Saturday, October 17, 2009

Friday Afternoon Fun




Friday afternoon I planned an afternoon of fun for Nicholas and Elizabeth, beginning with a trip to my apartment to meet my roommate Rebecca. It's surprising how the simple things in life can bring such excitement to children!
After visiting with Rebecca, we enjoyed some time outdoors feeding the ducks, the fish, and the turtles in the lagoon near our apartment. Talk about exciting times! For them, this experience was euphoric! Of course it was such a delight for me to watch them interact with nature and ask questions! Getting a glimpse of the world through their eyes is so refreshing!

Last, the great finale of our afternoon was the Family Fall Fest at my school. The lawn was filled with smiling children engaging in games, crafts, face-painting, pumpkin decorating, and much more! Elizabeth and Nicholas were among them, overwhelmed by the excitement of it all! Much to my amazement and delight, neither of them ran away from me, got hurt, threw a temper tantrum or wet their pants! If you are a parent or a nanny, you know what I mean! We did have a couple of close calls when their helium balloons floated away into the sky, but I quickly responded with something like, "Now you can make a wish!". That helped turn their disappointment upside-down! Overall, I think a good time was had by all! The best part, I got paid for it!

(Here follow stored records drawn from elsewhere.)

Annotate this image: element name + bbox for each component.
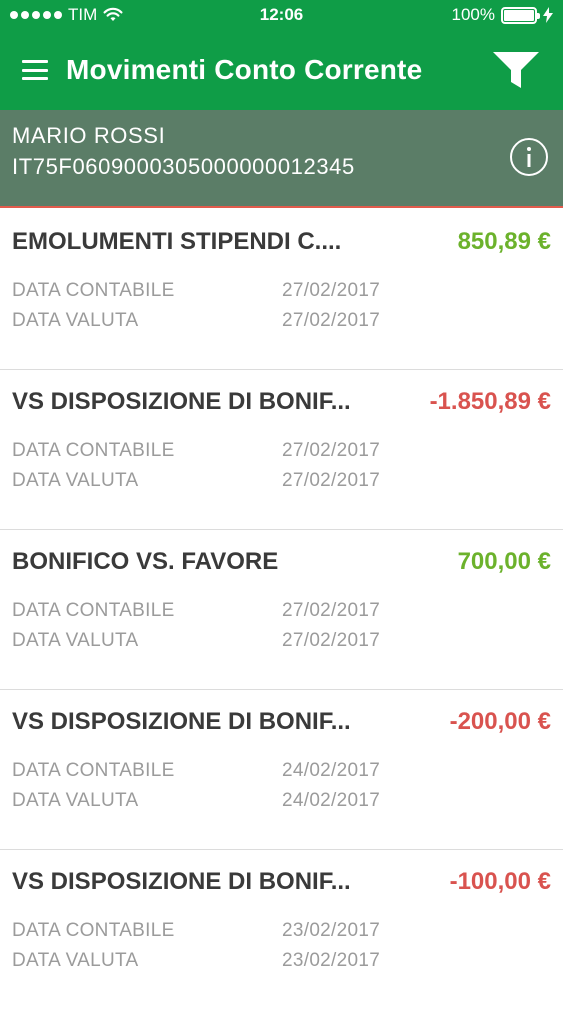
- data-valuta-label: DATA VALUTA: [12, 630, 139, 651]
- movement-row[interactable]: VS DISPOSIZIONE DI BONIF... -200,00 € DA…: [0, 690, 563, 850]
- data-contabile-value: 23/02/2017: [282, 920, 381, 941]
- movement-amount: -100,00 €: [449, 868, 551, 895]
- data-contabile-value: 27/02/2017: [282, 440, 381, 461]
- movement-row[interactable]: VS DISPOSIZIONE DI BONIF... -1.850,89 € …: [0, 370, 563, 530]
- data-valuta-value: 23/02/2017: [282, 950, 381, 971]
- status-bar: TIM 12:06 100%: [0, 0, 563, 30]
- movement-description: BONIFICO VS. FAVORE: [12, 548, 279, 575]
- data-contabile-label: DATA CONTABILE: [12, 440, 175, 461]
- battery-icon: [501, 6, 540, 24]
- movement-description: VS DISPOSIZIONE DI BONIF...: [12, 388, 351, 415]
- data-valuta-value: 27/02/2017: [282, 470, 381, 491]
- data-valuta-label: DATA VALUTA: [12, 310, 139, 331]
- charging-bolt-icon: [543, 7, 553, 23]
- wifi-icon: [103, 7, 123, 21]
- movement-row[interactable]: EMOLUMENTI STIPENDI C.... 850,89 € DATA …: [0, 210, 563, 370]
- data-contabile-label: DATA CONTABILE: [12, 280, 175, 301]
- movement-description: VS DISPOSIZIONE DI BONIF...: [12, 868, 351, 895]
- carrier-name: TIM: [68, 5, 98, 24]
- account-holder-name: MARIO ROSSI: [12, 123, 166, 148]
- movement-amount: -200,00 €: [449, 708, 551, 735]
- data-valuta-label: DATA VALUTA: [12, 470, 139, 491]
- data-valuta-value: 27/02/2017: [282, 630, 381, 651]
- info-circle-icon[interactable]: [509, 137, 549, 177]
- movement-description: VS DISPOSIZIONE DI BONIF...: [12, 708, 351, 735]
- page-title: Movimenti Conto Corrente: [66, 54, 423, 85]
- data-valuta-label: DATA VALUTA: [12, 950, 139, 971]
- status-right: 100%: [452, 5, 553, 25]
- data-contabile-value: 27/02/2017: [282, 280, 381, 301]
- data-contabile-value: 27/02/2017: [282, 600, 381, 621]
- data-contabile-label: DATA CONTABILE: [12, 920, 175, 941]
- account-iban: IT75F0609000305000000012345: [12, 154, 355, 179]
- movement-description: EMOLUMENTI STIPENDI C....: [12, 228, 342, 255]
- data-contabile-label: DATA CONTABILE: [12, 600, 175, 621]
- app-header: Movimenti Conto Corrente: [0, 30, 563, 110]
- account-banner: MARIO ROSSI IT75F0609000305000000012345: [0, 110, 563, 208]
- status-left: TIM: [10, 5, 123, 25]
- movement-amount: 850,89 €: [457, 228, 551, 255]
- filter-funnel-icon[interactable]: [491, 49, 541, 91]
- movement-amount: 700,00 €: [457, 548, 551, 575]
- data-contabile-value: 24/02/2017: [282, 760, 381, 781]
- data-valuta-label: DATA VALUTA: [12, 790, 139, 811]
- movement-amount: -1.850,89 €: [429, 388, 551, 415]
- movement-row[interactable]: BONIFICO VS. FAVORE 700,00 € DATA CONTAB…: [0, 530, 563, 690]
- data-contabile-label: DATA CONTABILE: [12, 760, 175, 781]
- data-valuta-value: 24/02/2017: [282, 790, 381, 811]
- data-valuta-value: 27/02/2017: [282, 310, 381, 331]
- battery-percent: 100%: [451, 5, 495, 24]
- signal-dots-icon: [10, 11, 62, 19]
- movements-list: EMOLUMENTI STIPENDI C.... 850,89 € DATA …: [0, 210, 563, 1010]
- hamburger-icon[interactable]: [22, 60, 48, 80]
- movement-row[interactable]: VS DISPOSIZIONE DI BONIF... -100,00 € DA…: [0, 850, 563, 1010]
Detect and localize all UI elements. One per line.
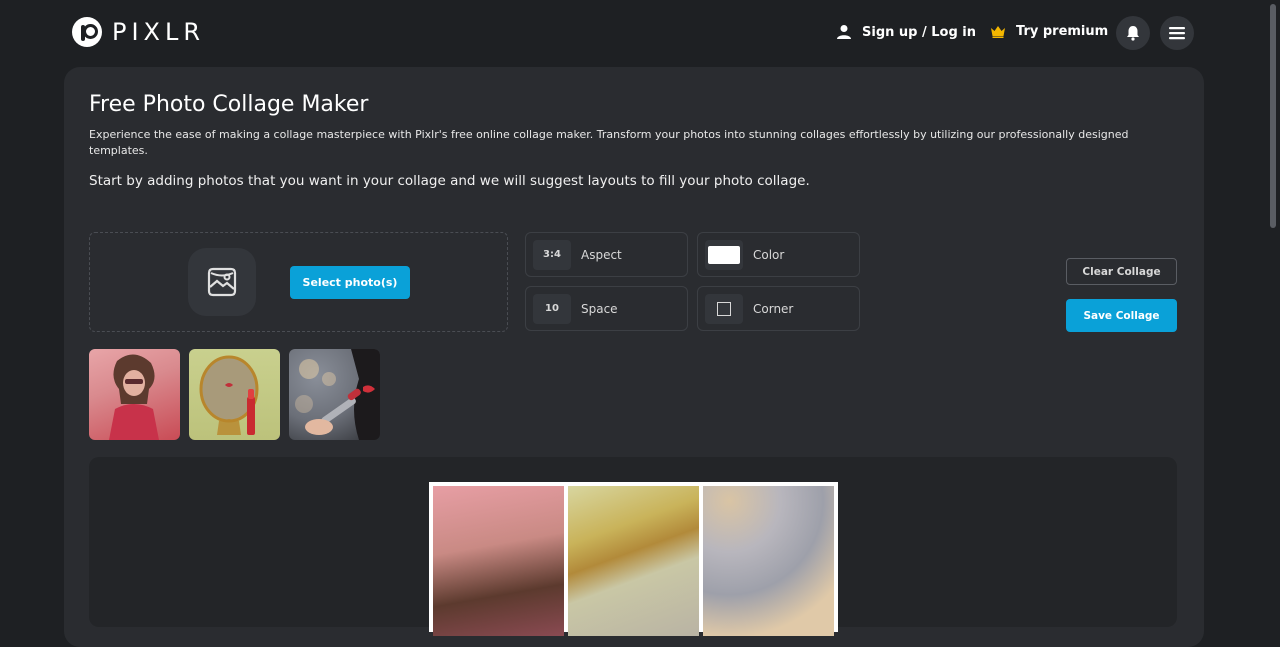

It was the first beautiful fall day filled with soul-penetrating rays of sunshine and crisp, cool air. The kind that brings back memories in college of hiking through the Blue Ridge Mountains enjoying the beautiful foliage of fall arrayed in hues of red and orange! Following weeks of rain and the compounded stress of school and life, this was a much needed change for me as well as the kids!



Saturday, October 3, 2009

A Soul Pondering

The knowledge of our own poverty brings us to the moral frontier where Christ works. -Oswald Chambers

I have been struck by contemplation of my own spiritual poverty this week. The more I grow in grace, the more I come to grips with my deep need for more. In this soul discovery, I've found the basis for much of my sin is unbelief. As this was turning around in my mind, it really started to bother me. So, I took some time to journal and asked myself the question: "If I really believed God is who He says He is and will do what He says He will do, then how would my thoughts and actions change?" Needless to say, the list was inexhaustible and I very quickly felt overwhelmed by the contrast of God's magnitude and my fluttering unbelief. In the end, I stopped to worship Him for who He is and recognize that He is in charge of changing me. It is my charge to repent and give myself again to His shaping. My mantra in prayer this week was, "Lord, help my unbelief!" In other words, transform me from the inside out. I want to act in accordance with the truth about God that dwells deep within. The basis for all of this thinking is of course the fact that we innately act out what we believe to be true (Proverbs 12:20). If I worry when God says not to worry (The truth being everything is under His control), then clearly I am faltering in my belief that God is, in fact, in control.

The past few weeks, in conjunction with this, I have also been meditating on Romans 6 all the while asking God to transform my heart. I come back to this passage daily to soak in its pungency. I can hardly grasp this concept of grace in my life! My hope is that as this passage becomes part of me, I will begin to be transformed by the power of the Holy Spirit. On top of all of this inner turmoil, I have experienced tremendous amounts of grace in context of friendships, work and study. My heart sings with gratitude, but it also stings with a sense of unworthiness. Experiential knowledge leaves an indelible impression, yet sometimes a much harder lesson!